For much of what follows, I seek a caveat from objections by Bang Galore and Rig Vedic. It is difficult to write coherently while keeping the differing versions of the linguists' war in mind, and this account is based on the older theories and narration.
The underlying grammatical form of Urdu is derived from a version of Prakrit. Pakistanis and Indians below the age of 40 are requested to skip the following two paragraphs.
The relationship between Prakrit and Sanskrit is often misunderstood and misrepresented; Prakrit is neither a descendant nor a derivative of Classical Sanskrit, the codified language that emerged after Panini's work with it. Prakrit existed even as Panini proceeded to codify the original Indo-Aryan which went back to a much older language, the language of the Rg Veda, which was cognate with Avestan.

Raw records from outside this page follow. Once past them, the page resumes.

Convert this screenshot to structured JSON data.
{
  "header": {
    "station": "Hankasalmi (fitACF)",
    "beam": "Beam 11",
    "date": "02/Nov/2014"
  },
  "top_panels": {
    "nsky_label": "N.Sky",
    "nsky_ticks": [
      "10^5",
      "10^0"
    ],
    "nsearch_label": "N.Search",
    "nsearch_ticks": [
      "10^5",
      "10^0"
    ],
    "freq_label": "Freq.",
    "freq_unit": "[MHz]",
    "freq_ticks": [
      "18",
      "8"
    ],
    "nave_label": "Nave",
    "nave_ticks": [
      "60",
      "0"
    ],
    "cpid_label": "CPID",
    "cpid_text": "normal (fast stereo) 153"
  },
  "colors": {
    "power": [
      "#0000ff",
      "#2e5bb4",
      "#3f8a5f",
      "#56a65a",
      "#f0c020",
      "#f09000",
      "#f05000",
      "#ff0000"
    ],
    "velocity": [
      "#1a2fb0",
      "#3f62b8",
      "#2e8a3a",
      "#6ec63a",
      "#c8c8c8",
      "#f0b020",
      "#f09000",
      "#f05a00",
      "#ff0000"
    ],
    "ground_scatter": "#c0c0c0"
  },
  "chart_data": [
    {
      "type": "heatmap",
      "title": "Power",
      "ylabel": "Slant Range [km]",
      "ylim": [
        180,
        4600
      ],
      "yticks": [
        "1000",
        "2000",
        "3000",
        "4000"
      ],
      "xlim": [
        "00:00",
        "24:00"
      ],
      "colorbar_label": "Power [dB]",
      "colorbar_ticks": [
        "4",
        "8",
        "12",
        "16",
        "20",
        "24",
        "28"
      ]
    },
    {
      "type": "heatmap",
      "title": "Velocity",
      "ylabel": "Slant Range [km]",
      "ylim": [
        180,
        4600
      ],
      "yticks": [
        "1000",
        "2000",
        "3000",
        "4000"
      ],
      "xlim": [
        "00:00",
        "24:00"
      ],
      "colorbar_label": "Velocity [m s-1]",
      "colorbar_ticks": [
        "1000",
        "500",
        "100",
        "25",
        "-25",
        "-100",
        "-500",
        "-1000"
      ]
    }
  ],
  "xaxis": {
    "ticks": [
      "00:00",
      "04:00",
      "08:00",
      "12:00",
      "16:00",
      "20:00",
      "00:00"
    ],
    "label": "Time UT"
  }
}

Put simply, Prakrit is what people actually spoke, in Panini's time, while Sanskrit is the distilled version of the root language from which Prakrit had evolved. Prakrit more or less means natural, Sanskrit more or less means polished, indicating the degree of regimentation that each version suffered. Sanskrit was used in immaculate and unalterable form by the Brahmin orthodoxy, who imposed their own unitary version of orthodoxy using it. Prakrit, on the other hand, evolved from Old Indo-Aryan, the language of the Vedas; it was the common speech, clearly akin to the artificial Sanskrit that Panini reduced to its pure form from the available versions and usages, including usages of the original Old Indo-Aryan. Panini's Sanskrit actually removed certain forms and uses that are to be found in Old Indo-Aryan, and is therefore in some ways a distillation of the older language to a theoretically stricter form, but an historically anachronistic one - no such thing as Classical Sanskrit was spoken by the people who composed the Vedas, it was the theoretically purified version of their speech.
Urdu uses only the grammar of this 'Prakrit', the rules that determine how sentences are composed, where the verb goes, how other parts of speech connect to it and are themselves modified, and so on. This grammar is not Sanskrit grammar, but is the grammar common to all languages derived from this middle language, Sauraseni Prakrit.

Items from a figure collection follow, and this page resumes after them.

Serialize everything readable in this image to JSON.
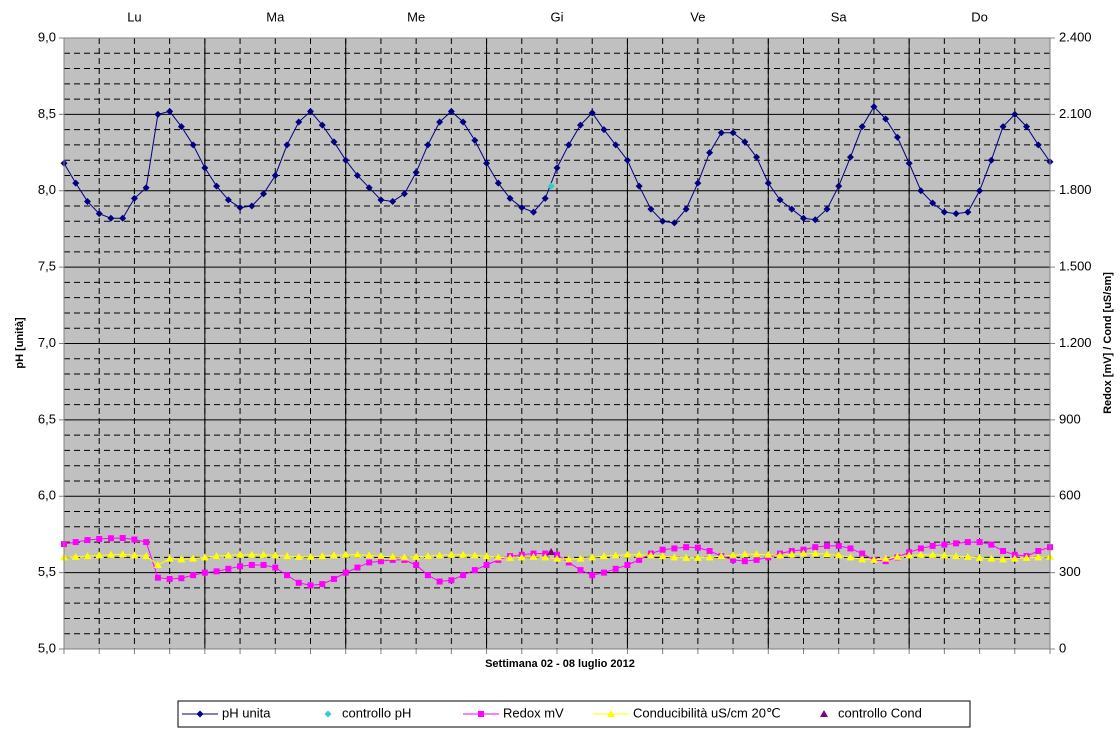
{
  "chart_data": {
    "type": "line",
    "categories": [
      "Lu",
      "Ma",
      "Me",
      "Gi",
      "Ve",
      "Sa",
      "Do"
    ],
    "x_label": "Settimana  02 - 08  luglio 2012",
    "y_label": "pH [unità]",
    "y2_label": "Redox [mV] / Cond [uS/sm]",
    "xlim": [
      0,
      168
    ],
    "xticks": [
      0,
      6,
      12,
      18,
      24,
      30,
      36,
      42,
      48,
      54,
      60,
      66,
      72,
      78,
      84,
      90,
      96,
      102,
      108,
      114,
      120,
      126,
      132,
      138,
      144,
      150,
      156,
      162,
      168
    ],
    "ylim": [
      5,
      9
    ],
    "yticks": [
      {
        "value": 5,
        "label": "5,0"
      },
      {
        "value": 5.5,
        "label": "5,5"
      },
      {
        "value": 6,
        "label": "6,0"
      },
      {
        "value": 6.5,
        "label": "6,5"
      },
      {
        "value": 7,
        "label": "7,0"
      },
      {
        "value": 7.5,
        "label": "7,5"
      },
      {
        "value": 8,
        "label": "8,0"
      },
      {
        "value": 8.5,
        "label": "8,5"
      },
      {
        "value": 9,
        "label": "9,0"
      }
    ],
    "yminorticks": [
      5.1,
      5.2,
      5.3,
      5.4,
      5.6,
      5.7,
      5.8,
      5.9,
      6.1,
      6.2,
      6.3,
      6.4,
      6.6,
      6.7,
      6.8,
      6.9,
      7.1,
      7.2,
      7.3,
      7.4,
      7.6,
      7.7,
      7.8,
      7.9,
      8.1,
      8.2,
      8.3,
      8.4,
      8.6,
      8.7,
      8.8,
      8.9
    ],
    "y2lim": [
      0,
      2400
    ],
    "y2ticks": [
      0,
      300,
      600,
      900,
      {
        "value": 1200,
        "label": "1.200"
      },
      {
        "value": 1500,
        "label": "1.500"
      },
      {
        "value": 1800,
        "label": "1.800"
      },
      {
        "value": 2100,
        "label": "2.100"
      },
      {
        "value": 2400,
        "label": "2.400"
      }
    ],
    "grid": true,
    "legend": "bottom",
    "x": [
      0,
      2,
      4,
      6,
      8,
      10,
      12,
      14,
      16,
      18,
      20,
      22,
      24,
      26,
      28,
      30,
      32,
      34,
      36,
      38,
      40,
      42,
      44,
      46,
      48,
      50,
      52,
      54,
      56,
      58,
      60,
      62,
      64,
      66,
      68,
      70,
      72,
      74,
      76,
      78,
      80,
      82,
      84,
      86,
      88,
      90,
      92,
      94,
      96,
      98,
      100,
      102,
      104,
      106,
      108,
      110,
      112,
      114,
      116,
      118,
      120,
      122,
      124,
      126,
      128,
      130,
      132,
      134,
      136,
      138,
      140,
      142,
      144,
      146,
      148,
      150,
      152,
      154,
      156,
      158,
      160,
      162,
      164,
      166,
      168
    ],
    "series": [
      {
        "name": "pH unita",
        "color": "#000080",
        "marker": "diamond",
        "line": true,
        "values": [
          8.18,
          8.05,
          7.93,
          7.85,
          7.82,
          7.82,
          7.95,
          8.02,
          8.5,
          8.52,
          8.42,
          8.3,
          8.15,
          8.03,
          7.94,
          7.89,
          7.9,
          7.98,
          8.1,
          8.3,
          8.45,
          8.52,
          8.43,
          8.32,
          8.2,
          8.1,
          8.02,
          7.94,
          7.93,
          7.98,
          8.12,
          8.3,
          8.45,
          8.52,
          8.45,
          8.33,
          8.18,
          8.05,
          7.95,
          7.89,
          7.86,
          7.95,
          8.15,
          8.3,
          8.43,
          8.51,
          8.4,
          8.3,
          8.2,
          8.03,
          7.88,
          7.8,
          7.79,
          7.88,
          8.05,
          8.25,
          8.38,
          8.38,
          8.32,
          8.22,
          8.05,
          7.94,
          7.88,
          7.82,
          7.81,
          7.88,
          8.03,
          8.22,
          8.42,
          8.55,
          8.47,
          8.35,
          8.18,
          8.0,
          7.92,
          7.86,
          7.85,
          7.86,
          8.0,
          8.2,
          8.42,
          8.5,
          8.42,
          8.3,
          8.19
        ]
      },
      {
        "name": "controllo pH",
        "color": "#33cccc",
        "marker": "diamond",
        "line": false,
        "x": [
          83
        ],
        "values": [
          8.03
        ]
      },
      {
        "name": "Redox mV",
        "color": "#ff00ff",
        "marker": "square",
        "line": true,
        "axis": "y2",
        "values": [
          412,
          420,
          428,
          432,
          435,
          436,
          430,
          420,
          280,
          275,
          278,
          290,
          300,
          305,
          315,
          325,
          330,
          330,
          320,
          290,
          260,
          250,
          255,
          275,
          300,
          320,
          340,
          345,
          350,
          350,
          330,
          290,
          265,
          270,
          290,
          310,
          330,
          350,
          365,
          370,
          375,
          375,
          370,
          340,
          310,
          290,
          300,
          315,
          330,
          350,
          375,
          390,
          395,
          400,
          398,
          385,
          365,
          350,
          345,
          350,
          360,
          375,
          385,
          390,
          400,
          405,
          405,
          395,
          375,
          350,
          345,
          360,
          380,
          395,
          405,
          410,
          415,
          420,
          420,
          410,
          385,
          370,
          365,
          385,
          400
        ]
      },
      {
        "name": "Conducibilità uS/cm 20℃",
        "color": "#ffff00",
        "marker": "triangle",
        "line": true,
        "axis": "y2",
        "values": [
          360,
          362,
          365,
          368,
          370,
          372,
          368,
          365,
          330,
          355,
          352,
          355,
          360,
          365,
          368,
          370,
          370,
          370,
          368,
          365,
          362,
          362,
          365,
          368,
          370,
          370,
          368,
          365,
          362,
          360,
          362,
          365,
          368,
          370,
          370,
          368,
          365,
          360,
          358,
          360,
          362,
          360,
          355,
          352,
          355,
          360,
          365,
          368,
          370,
          370,
          368,
          365,
          360,
          358,
          358,
          360,
          365,
          368,
          372,
          372,
          370,
          368,
          372,
          375,
          375,
          372,
          368,
          360,
          352,
          350,
          355,
          362,
          368,
          370,
          370,
          368,
          365,
          362,
          358,
          355,
          352,
          355,
          358,
          360,
          362
        ]
      },
      {
        "name": "controllo Cond",
        "color": "#800080",
        "marker": "triangle",
        "line": false,
        "axis": "y2",
        "x": [
          83
        ],
        "values": [
          381
        ]
      }
    ]
  }
}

On that grammatical skeleton, a speaker may string whatever nouns and adjectives and adverbs strike his or her fancy, and a few unusual verbs as well, though verbs tend to be the original Prakrit verbs, by and large.

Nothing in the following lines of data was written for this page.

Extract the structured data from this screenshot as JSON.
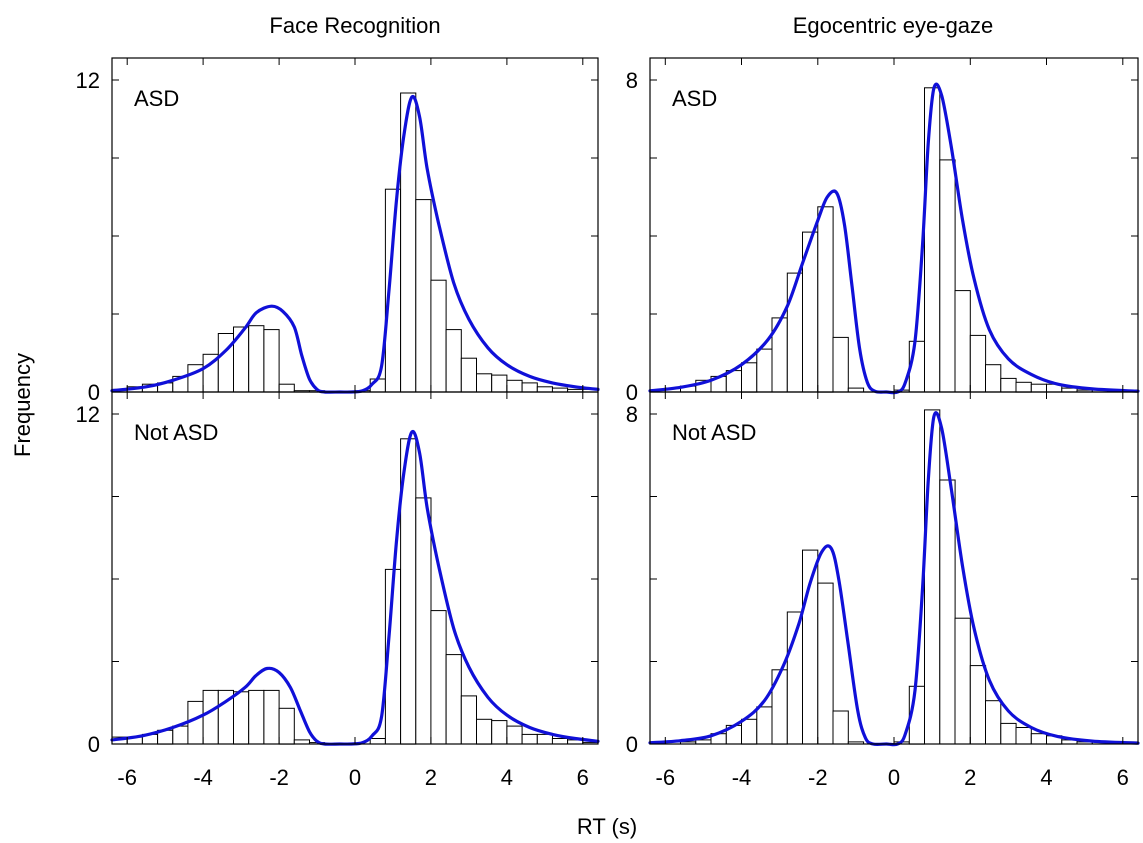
{
  "figure": {
    "xlabel": "RT (s)",
    "ylabel": "Frequency"
  },
  "chart_data": [
    {
      "type": "bar",
      "column_title": "Face Recognition",
      "label": "ASD",
      "xlim": [
        -6.4,
        6.4
      ],
      "ylim": [
        0,
        12
      ],
      "yticks": [
        0,
        12
      ],
      "xticks": [
        -6,
        -4,
        -2,
        0,
        2,
        4,
        6
      ],
      "bin_width": 0.4,
      "bins": [
        [
          -6.2,
          0.1
        ],
        [
          -5.8,
          0.2
        ],
        [
          -5.4,
          0.3
        ],
        [
          -5.0,
          0.35
        ],
        [
          -4.6,
          0.6
        ],
        [
          -4.2,
          1.05
        ],
        [
          -3.8,
          1.45
        ],
        [
          -3.4,
          2.25
        ],
        [
          -3.0,
          2.5
        ],
        [
          -2.6,
          2.55
        ],
        [
          -2.2,
          2.4
        ],
        [
          -1.8,
          0.3
        ],
        [
          -1.4,
          0.05
        ],
        [
          -1.0,
          0.05
        ],
        [
          -0.6,
          0
        ],
        [
          -0.2,
          0
        ],
        [
          0.2,
          0.05
        ],
        [
          0.6,
          0.5
        ],
        [
          1.0,
          7.8
        ],
        [
          1.4,
          11.5
        ],
        [
          1.8,
          7.4
        ],
        [
          2.2,
          4.3
        ],
        [
          2.6,
          2.4
        ],
        [
          3.0,
          1.3
        ],
        [
          3.4,
          0.7
        ],
        [
          3.8,
          0.65
        ],
        [
          4.2,
          0.45
        ],
        [
          4.6,
          0.35
        ],
        [
          5.0,
          0.2
        ],
        [
          5.4,
          0.15
        ],
        [
          5.8,
          0.1
        ],
        [
          6.2,
          0.1
        ]
      ],
      "density": [
        [
          -6.4,
          0.05
        ],
        [
          -5.5,
          0.2
        ],
        [
          -4.8,
          0.45
        ],
        [
          -4.0,
          0.9
        ],
        [
          -3.4,
          1.6
        ],
        [
          -2.9,
          2.45
        ],
        [
          -2.6,
          3.05
        ],
        [
          -2.2,
          3.3
        ],
        [
          -1.9,
          3.1
        ],
        [
          -1.6,
          2.5
        ],
        [
          -1.4,
          1.4
        ],
        [
          -1.2,
          0.5
        ],
        [
          -1.0,
          0.1
        ],
        [
          -0.8,
          0.0
        ],
        [
          -0.4,
          0.0
        ],
        [
          -0.1,
          0.0
        ],
        [
          0.2,
          0.05
        ],
        [
          0.45,
          0.3
        ],
        [
          0.7,
          1.0
        ],
        [
          0.9,
          4.0
        ],
        [
          1.1,
          7.5
        ],
        [
          1.3,
          10.0
        ],
        [
          1.5,
          11.35
        ],
        [
          1.7,
          10.6
        ],
        [
          1.9,
          8.6
        ],
        [
          2.2,
          6.5
        ],
        [
          2.6,
          4.2
        ],
        [
          3.0,
          2.8
        ],
        [
          3.5,
          1.7
        ],
        [
          4.0,
          1.05
        ],
        [
          4.6,
          0.6
        ],
        [
          5.2,
          0.35
        ],
        [
          5.8,
          0.2
        ],
        [
          6.4,
          0.1
        ]
      ]
    },
    {
      "type": "bar",
      "column_title": "Egocentric eye-gaze",
      "label": "ASD",
      "xlim": [
        -6.4,
        6.4
      ],
      "ylim": [
        0,
        8
      ],
      "yticks": [
        0,
        8
      ],
      "xticks": [
        -6,
        -4,
        -2,
        0,
        2,
        4,
        6
      ],
      "bin_width": 0.4,
      "bins": [
        [
          -6.2,
          0.05
        ],
        [
          -5.8,
          0.1
        ],
        [
          -5.4,
          0.15
        ],
        [
          -5.0,
          0.3
        ],
        [
          -4.6,
          0.4
        ],
        [
          -4.2,
          0.55
        ],
        [
          -3.8,
          0.75
        ],
        [
          -3.4,
          1.1
        ],
        [
          -3.0,
          1.9
        ],
        [
          -2.6,
          3.05
        ],
        [
          -2.2,
          4.1
        ],
        [
          -1.8,
          4.75
        ],
        [
          -1.4,
          1.4
        ],
        [
          -1.0,
          0.1
        ],
        [
          -0.6,
          0
        ],
        [
          -0.2,
          0
        ],
        [
          0.2,
          0.05
        ],
        [
          0.6,
          1.3
        ],
        [
          1.0,
          7.8
        ],
        [
          1.4,
          5.95
        ],
        [
          1.8,
          2.6
        ],
        [
          2.2,
          1.45
        ],
        [
          2.6,
          0.7
        ],
        [
          3.0,
          0.35
        ],
        [
          3.4,
          0.25
        ],
        [
          3.8,
          0.2
        ],
        [
          4.2,
          0.2
        ],
        [
          4.6,
          0.1
        ],
        [
          5.0,
          0.05
        ],
        [
          5.4,
          0.05
        ],
        [
          5.8,
          0.05
        ],
        [
          6.2,
          0.05
        ]
      ],
      "density": [
        [
          -6.4,
          0.03
        ],
        [
          -5.6,
          0.12
        ],
        [
          -4.8,
          0.3
        ],
        [
          -4.0,
          0.7
        ],
        [
          -3.3,
          1.35
        ],
        [
          -2.8,
          2.2
        ],
        [
          -2.4,
          3.3
        ],
        [
          -2.0,
          4.4
        ],
        [
          -1.75,
          5.0
        ],
        [
          -1.5,
          5.1
        ],
        [
          -1.3,
          4.3
        ],
        [
          -1.1,
          2.7
        ],
        [
          -0.9,
          1.1
        ],
        [
          -0.7,
          0.25
        ],
        [
          -0.5,
          0.02
        ],
        [
          -0.2,
          0.0
        ],
        [
          0.1,
          0.0
        ],
        [
          0.3,
          0.25
        ],
        [
          0.55,
          1.3
        ],
        [
          0.75,
          3.8
        ],
        [
          0.9,
          6.4
        ],
        [
          1.05,
          7.8
        ],
        [
          1.25,
          7.6
        ],
        [
          1.5,
          6.3
        ],
        [
          1.8,
          4.4
        ],
        [
          2.1,
          2.9
        ],
        [
          2.5,
          1.6
        ],
        [
          3.0,
          0.85
        ],
        [
          3.6,
          0.45
        ],
        [
          4.3,
          0.2
        ],
        [
          5.2,
          0.08
        ],
        [
          6.4,
          0.02
        ]
      ]
    },
    {
      "type": "bar",
      "column_title": "Face Recognition",
      "label": "Not ASD",
      "xlim": [
        -6.4,
        6.4
      ],
      "ylim": [
        0,
        12
      ],
      "yticks": [
        0,
        12
      ],
      "xticks": [
        -6,
        -4,
        -2,
        0,
        2,
        4,
        6
      ],
      "bin_width": 0.4,
      "bins": [
        [
          -6.2,
          0.25
        ],
        [
          -5.8,
          0.25
        ],
        [
          -5.4,
          0.35
        ],
        [
          -5.0,
          0.5
        ],
        [
          -4.6,
          0.65
        ],
        [
          -4.2,
          1.55
        ],
        [
          -3.8,
          1.95
        ],
        [
          -3.4,
          1.95
        ],
        [
          -3.0,
          1.9
        ],
        [
          -2.6,
          1.95
        ],
        [
          -2.2,
          1.95
        ],
        [
          -1.8,
          1.3
        ],
        [
          -1.4,
          0.15
        ],
        [
          -1.0,
          0.05
        ],
        [
          -0.6,
          0
        ],
        [
          -0.2,
          0
        ],
        [
          0.2,
          0
        ],
        [
          0.6,
          0.2
        ],
        [
          1.0,
          6.35
        ],
        [
          1.4,
          11.1
        ],
        [
          1.8,
          8.95
        ],
        [
          2.2,
          4.85
        ],
        [
          2.6,
          3.25
        ],
        [
          3.0,
          1.75
        ],
        [
          3.4,
          0.9
        ],
        [
          3.8,
          0.85
        ],
        [
          4.2,
          0.65
        ],
        [
          4.6,
          0.35
        ],
        [
          5.0,
          0.35
        ],
        [
          5.4,
          0.2
        ],
        [
          5.8,
          0.15
        ],
        [
          6.2,
          0.05
        ]
      ],
      "density": [
        [
          -6.4,
          0.15
        ],
        [
          -5.6,
          0.3
        ],
        [
          -4.8,
          0.6
        ],
        [
          -4.0,
          1.05
        ],
        [
          -3.4,
          1.55
        ],
        [
          -2.9,
          2.05
        ],
        [
          -2.6,
          2.5
        ],
        [
          -2.3,
          2.75
        ],
        [
          -2.0,
          2.6
        ],
        [
          -1.7,
          2.05
        ],
        [
          -1.45,
          1.25
        ],
        [
          -1.2,
          0.45
        ],
        [
          -1.0,
          0.1
        ],
        [
          -0.8,
          0.0
        ],
        [
          -0.4,
          0.0
        ],
        [
          -0.1,
          0.0
        ],
        [
          0.2,
          0.05
        ],
        [
          0.45,
          0.3
        ],
        [
          0.7,
          1.0
        ],
        [
          0.9,
          4.0
        ],
        [
          1.1,
          7.5
        ],
        [
          1.3,
          10.0
        ],
        [
          1.5,
          11.35
        ],
        [
          1.7,
          10.6
        ],
        [
          1.9,
          8.6
        ],
        [
          2.2,
          6.5
        ],
        [
          2.6,
          4.2
        ],
        [
          3.0,
          2.8
        ],
        [
          3.5,
          1.7
        ],
        [
          4.0,
          1.05
        ],
        [
          4.6,
          0.6
        ],
        [
          5.2,
          0.35
        ],
        [
          5.8,
          0.2
        ],
        [
          6.4,
          0.1
        ]
      ]
    },
    {
      "type": "bar",
      "column_title": "Egocentric eye-gaze",
      "label": "Not ASD",
      "xlim": [
        -6.4,
        6.4
      ],
      "ylim": [
        0,
        8
      ],
      "yticks": [
        0,
        8
      ],
      "xticks": [
        -6,
        -4,
        -2,
        0,
        2,
        4,
        6
      ],
      "bin_width": 0.4,
      "bins": [
        [
          -6.2,
          0.05
        ],
        [
          -5.8,
          0.05
        ],
        [
          -5.4,
          0.05
        ],
        [
          -5.0,
          0.1
        ],
        [
          -4.6,
          0.25
        ],
        [
          -4.2,
          0.45
        ],
        [
          -3.8,
          0.6
        ],
        [
          -3.4,
          0.9
        ],
        [
          -3.0,
          1.8
        ],
        [
          -2.6,
          3.2
        ],
        [
          -2.2,
          4.7
        ],
        [
          -1.8,
          3.9
        ],
        [
          -1.4,
          0.8
        ],
        [
          -1.0,
          0.05
        ],
        [
          -0.6,
          0
        ],
        [
          -0.2,
          0
        ],
        [
          0.2,
          0.05
        ],
        [
          0.6,
          1.4
        ],
        [
          1.0,
          8.1
        ],
        [
          1.4,
          6.4
        ],
        [
          1.8,
          3.05
        ],
        [
          2.2,
          1.9
        ],
        [
          2.6,
          1.05
        ],
        [
          3.0,
          0.5
        ],
        [
          3.4,
          0.4
        ],
        [
          3.8,
          0.25
        ],
        [
          4.2,
          0.2
        ],
        [
          4.6,
          0.1
        ],
        [
          5.0,
          0.05
        ],
        [
          5.4,
          0.05
        ],
        [
          5.8,
          0.05
        ],
        [
          6.2,
          0.05
        ]
      ],
      "density": [
        [
          -6.4,
          0.03
        ],
        [
          -5.6,
          0.08
        ],
        [
          -4.8,
          0.2
        ],
        [
          -4.0,
          0.55
        ],
        [
          -3.4,
          1.05
        ],
        [
          -2.9,
          1.9
        ],
        [
          -2.5,
          2.9
        ],
        [
          -2.2,
          3.9
        ],
        [
          -1.9,
          4.65
        ],
        [
          -1.65,
          4.75
        ],
        [
          -1.45,
          4.0
        ],
        [
          -1.2,
          2.4
        ],
        [
          -0.95,
          0.8
        ],
        [
          -0.75,
          0.15
        ],
        [
          -0.55,
          0.0
        ],
        [
          -0.2,
          0.0
        ],
        [
          0.1,
          0.0
        ],
        [
          0.3,
          0.25
        ],
        [
          0.55,
          1.3
        ],
        [
          0.75,
          3.8
        ],
        [
          0.9,
          6.4
        ],
        [
          1.05,
          7.95
        ],
        [
          1.25,
          7.65
        ],
        [
          1.5,
          6.2
        ],
        [
          1.8,
          4.3
        ],
        [
          2.1,
          2.8
        ],
        [
          2.5,
          1.55
        ],
        [
          3.0,
          0.8
        ],
        [
          3.6,
          0.4
        ],
        [
          4.3,
          0.18
        ],
        [
          5.2,
          0.07
        ],
        [
          6.4,
          0.02
        ]
      ]
    }
  ]
}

There is nothing called a pure Urdu, any more than there can be something called a perfectly dry wine. There can be highly Sanskritised (not Prakritised) Urdu at one end, which is nothing but Hindi, or an extremely exotic version with no nouns of Sanskrit origin whatsoever, which some might fancy represents their ideal of Urdu. That is a subjective opinion, and might well be true, but has no connection with grammar or linguistics.